Again, this is a reminder to me of last Saturday night when I was out and about in Queretaro and made acquaintence with several JWs who were approaching people--me included--with tracts and invitations to their Sunday morning service.  Turns out the JWs were in the midst of their annual convention.

Jehovah's Witnesses around town were easily recognizable by their sharp, conservative dress and their "Hello my name is. . ." name tag lanyards.

Also well dressed and approaching strangers were salespersons of Herbalife, Inc.  I met a few of them, too.  Each one showed me a "before" picture:  sometimes overweight, now these folks were walking/talking cheerful promoters of a product "that really changed my life."  And one young lady wasn't shy about telling me how many thousands of dollars she makes pushing the product.

Back to San Miguel, though:  yes, it's really expensive, so apparently the influx Americans and Europeans is driving up local costs considerably (?).

The cheapest hotel I could find was in the 300 peso range, and in some cases that was without private bath.  I paid 520 pesos ($42) for my room in Las Monjas, which was by far the most luxurious place I've stayed in Mexico so far.  My room was very nice, and for a bonus it had one of the best views of the hilly old town available.

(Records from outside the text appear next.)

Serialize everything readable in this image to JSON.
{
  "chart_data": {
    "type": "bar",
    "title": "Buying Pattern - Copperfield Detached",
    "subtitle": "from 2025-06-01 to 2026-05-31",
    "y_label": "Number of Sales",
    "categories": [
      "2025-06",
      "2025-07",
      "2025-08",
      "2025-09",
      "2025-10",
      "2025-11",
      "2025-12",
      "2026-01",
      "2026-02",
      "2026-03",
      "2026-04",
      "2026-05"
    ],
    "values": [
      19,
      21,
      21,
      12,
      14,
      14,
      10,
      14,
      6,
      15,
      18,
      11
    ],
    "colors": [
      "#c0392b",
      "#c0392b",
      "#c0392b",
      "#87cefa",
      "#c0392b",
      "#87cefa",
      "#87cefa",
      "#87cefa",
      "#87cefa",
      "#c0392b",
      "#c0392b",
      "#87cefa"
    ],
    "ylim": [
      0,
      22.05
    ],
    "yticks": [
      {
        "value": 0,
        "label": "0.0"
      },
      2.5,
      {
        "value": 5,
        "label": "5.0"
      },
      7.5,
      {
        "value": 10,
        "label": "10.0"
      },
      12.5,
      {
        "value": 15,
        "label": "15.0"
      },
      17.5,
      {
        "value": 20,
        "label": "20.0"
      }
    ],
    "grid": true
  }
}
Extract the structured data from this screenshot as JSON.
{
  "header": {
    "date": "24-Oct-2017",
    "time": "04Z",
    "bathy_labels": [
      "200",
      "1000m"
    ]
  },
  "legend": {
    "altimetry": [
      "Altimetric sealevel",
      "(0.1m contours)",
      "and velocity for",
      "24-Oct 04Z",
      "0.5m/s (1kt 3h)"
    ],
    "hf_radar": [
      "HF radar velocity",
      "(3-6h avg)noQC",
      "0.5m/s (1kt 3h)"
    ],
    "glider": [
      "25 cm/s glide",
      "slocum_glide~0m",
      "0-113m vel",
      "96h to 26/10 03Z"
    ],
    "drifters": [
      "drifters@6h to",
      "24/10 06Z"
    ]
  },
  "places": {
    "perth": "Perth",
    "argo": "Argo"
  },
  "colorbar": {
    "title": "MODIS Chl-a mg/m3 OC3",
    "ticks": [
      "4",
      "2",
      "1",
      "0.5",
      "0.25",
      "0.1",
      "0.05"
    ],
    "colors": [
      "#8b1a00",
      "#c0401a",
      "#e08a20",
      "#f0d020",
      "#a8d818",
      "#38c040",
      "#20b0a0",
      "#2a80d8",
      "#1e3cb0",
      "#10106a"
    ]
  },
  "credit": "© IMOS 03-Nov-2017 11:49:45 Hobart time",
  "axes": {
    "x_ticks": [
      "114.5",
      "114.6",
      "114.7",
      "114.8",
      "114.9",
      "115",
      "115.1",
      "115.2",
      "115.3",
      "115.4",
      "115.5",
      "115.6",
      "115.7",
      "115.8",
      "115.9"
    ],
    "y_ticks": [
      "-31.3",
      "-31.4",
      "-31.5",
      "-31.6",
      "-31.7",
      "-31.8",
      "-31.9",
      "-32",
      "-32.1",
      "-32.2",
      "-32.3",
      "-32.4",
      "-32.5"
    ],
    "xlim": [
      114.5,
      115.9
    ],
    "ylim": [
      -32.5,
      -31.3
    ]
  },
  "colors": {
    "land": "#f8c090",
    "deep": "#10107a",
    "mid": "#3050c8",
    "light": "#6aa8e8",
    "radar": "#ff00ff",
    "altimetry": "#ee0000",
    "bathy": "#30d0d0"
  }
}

There is a mini real estate boom happening in the old town with For Sale signs everywhere.  Long popular with Euro/American artists and other creative types, San Miguel's old town has many art galleries and expensive antique shops.  Craft stores and touristy gift shops dot the Centro a-plenty.

And yet apparently the local expatriate community doesn't support bookstores.  Both local bookshops, listed in Lonely Planet and described as "very good" and with a great selection of English language titles, either went out of business in the past eight years, or moved somewhere I couldn't find in my two days there.

An older boomer gentleman informed me:  "The best place to find books is the Thursday sale at the Bibliotech."  He was referring to an American lending library which I visited yesterday afternoon.